AYOBANDUNG.ID - Suasana malam di Bandung sesungguhnya punya reputasi baik: dingin seperlunya, angin lembut, dan suasana yang ideal untuk menyeruput minuman hangat sambil menonton lalu lintas yang kadang macet, kadang lengang seperti jalan menuju hati gebetan. Tetapi Kamis, 12 April 2007, bukanlah malam yang hendak dikenang romantis oleh siapa pun yang kebetulan melintas di Jalan Terusan Pasir Koja. Jalan yang biasanya cuma ribut oleh deru angkot mendadak berubah panggung bagi sebuah lakon yang bahkan para penonton dadakan pun sepakat terlalu brutal untuk ukuran kota yang lebih dikenal oleh wisatawan karena batagor dan pemandangan Dago Atas.
Waktu menunjuk pukul setengah delapan malam ketika enam orang lelaki dengan wajah yang kemungkinan besar tidak akan dipakai dalam iklan asuransi, datang membawa senjata api dan menodai udara dengan tembakan. Toko Emas ABC, tempat orang biasanya datang mencari cincin lamaran atau gelang untuk baptisan keponakan, menjadi arena peluru yang beterbangan seperti lebah yang disiram air panas. Dua orang tak pulang malam itu, delapan lainnya berakhir di rumah sakit, dan Bandung mendapat pengingat keras bahwa kriminalitas kadang lebih rajin daripada ronda kampung.

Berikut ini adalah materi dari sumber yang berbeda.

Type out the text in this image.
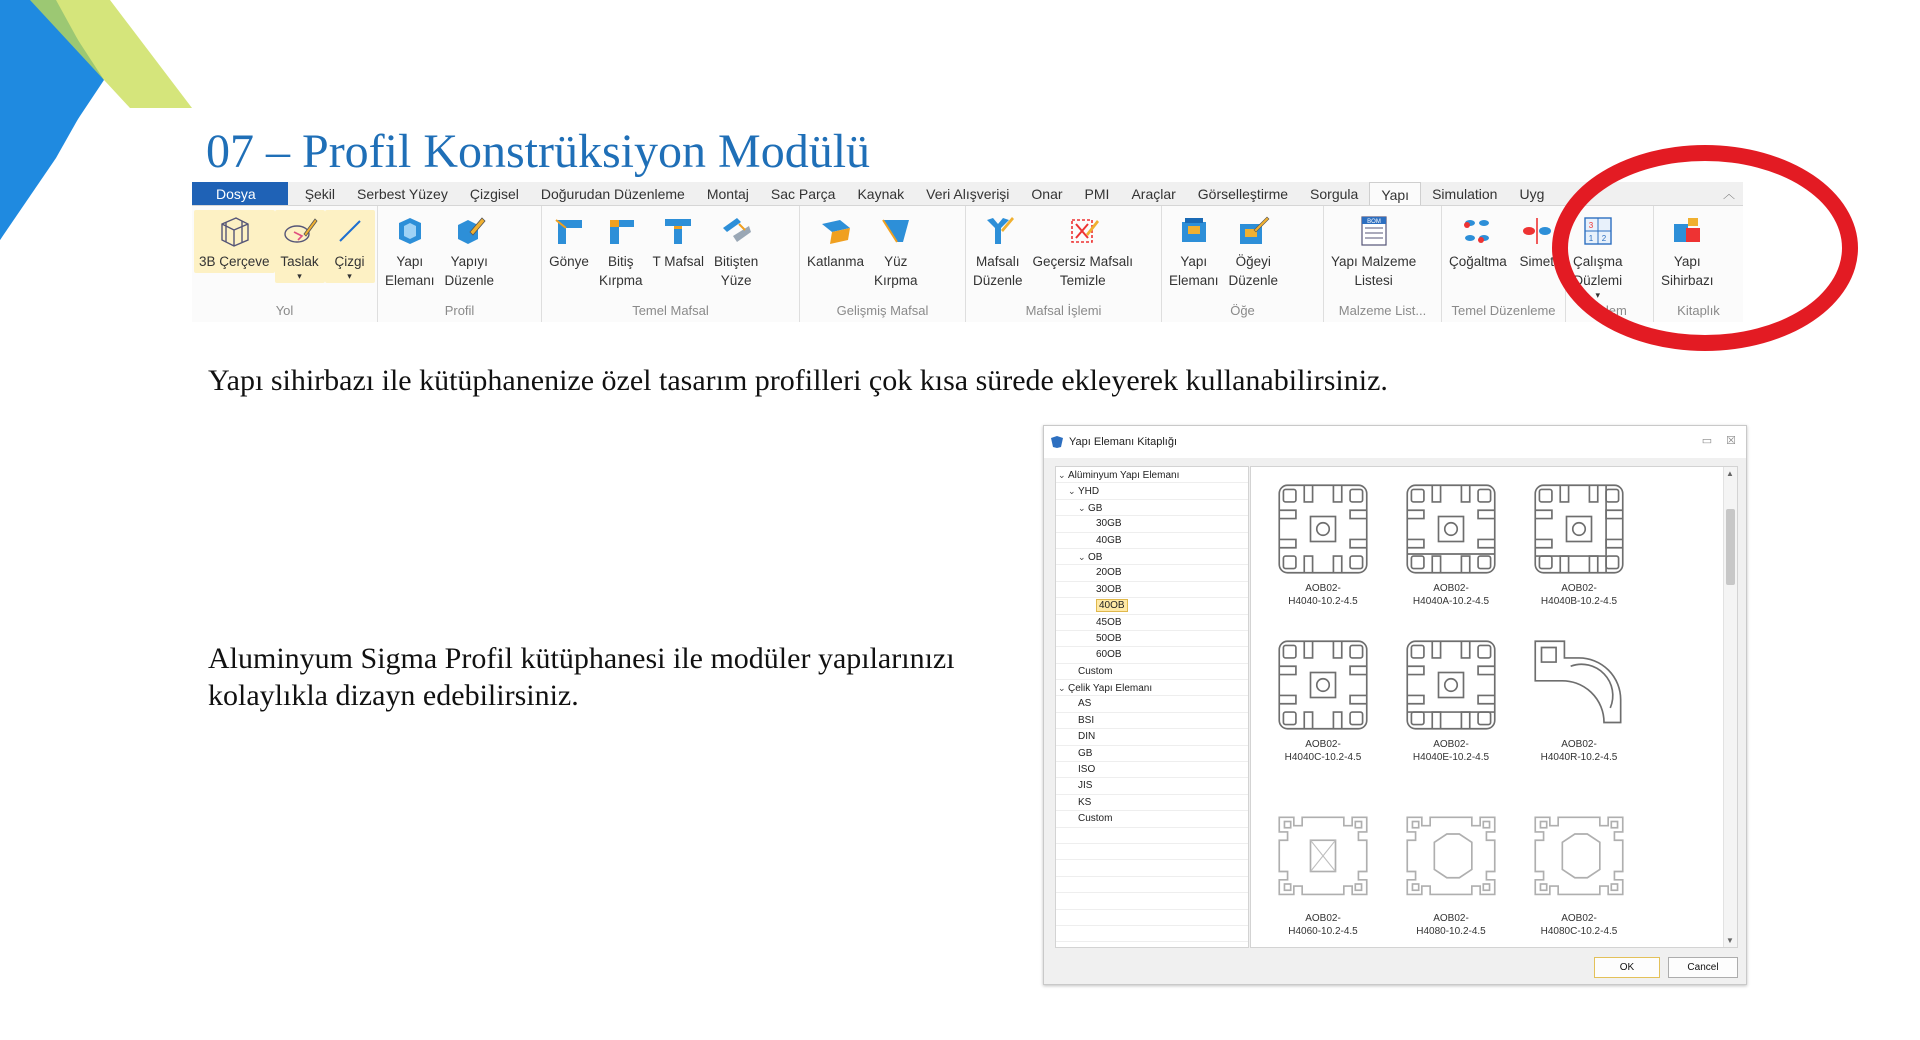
07 – Profil Konstrüksiyon Modülü
Dosya	Şekil	Serbest Yüzey	Çizgisel	Doğurudan Düzenleme	Montaj	Sac Parça	Kaynak	Veri Alışverişi	Onar	PMI	Araçlar	Görselleştirme	Sorgula	Yapı	Simulation	Uyg	︿
3B Çerçeve Taslak
▾
Çizgi
▾
Yol
Yapı
Elemanı
Yapıyı
Düzenle
Profil
Gönye	Bitiş
Kırpma
T Mafsal Bitişten
Yüze
Temel Mafsal
Katlanma	Yüz
Kırpma
Gelişmiş Mafsal
Mafsalı
Düzenle
Geçersiz Mafsalı
Temizle
Mafsal İşlemi
Yapı
Elemanı
Öğeyi
Düzenle
Öğe
BOM
Yapı Malzeme
Listesi
Malzeme List...
Çoğaltma Simet
Temel Düzenleme
3
2
1
Çalışma
Düzlemi
▾
üzlem
Yapı
Sihirbazı
Kitaplık
Yapı sihirbazı ile kütüphanenize özel tasarım profilleri çok kısa sürede ekleyerek kullanabilirsiniz.
Aluminyum Sigma Profil kütüphanesi ile modüler yapılarınızı kolaylıkla dizayn edebilirsiniz.
Yapı Elemanı Kitaplığı	▭ ☒
⌄ Alüminyum Yapı Elemanı
⌄ YHD
⌄ GB
30GB
40GB
⌄ OB
20OB
30OB
40OB
45OB
50OB
60OB
Custom
⌄ Çelik Yapı Elemanı
AS
BSI
DIN
GB
ISO
JIS
KS
Custom
▲
▼
AOB02-
H4040-10.2-4.5
AOB02-
H4040A-10.2-4.5
AOB02-
H4040B-10.2-4.5
AOB02-
H4040C-10.2-4.5
AOB02-
H4040E-10.2-4.5
AOB02-
H4040R-10.2-4.5
AOB02-
H4060-10.2-4.5
AOB02-
H4080-10.2-4.5
AOB02-
H4080C-10.2-4.5
OK	Cancel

Di pusat kekacauan itu, sang pemilik toko yang sudah sepuh, Suwarto alias Tongki, menjadi korban pertama. Seorang pengunjung muda bernama M Taufik menyusul tak lama kemudian. Kota yang biasanya membicarakan harga oleh-oleh dan pilihan kafe tiba-tiba punya topik lain: bagaimana perampokan bisa sekejam itu di tengah keramaian.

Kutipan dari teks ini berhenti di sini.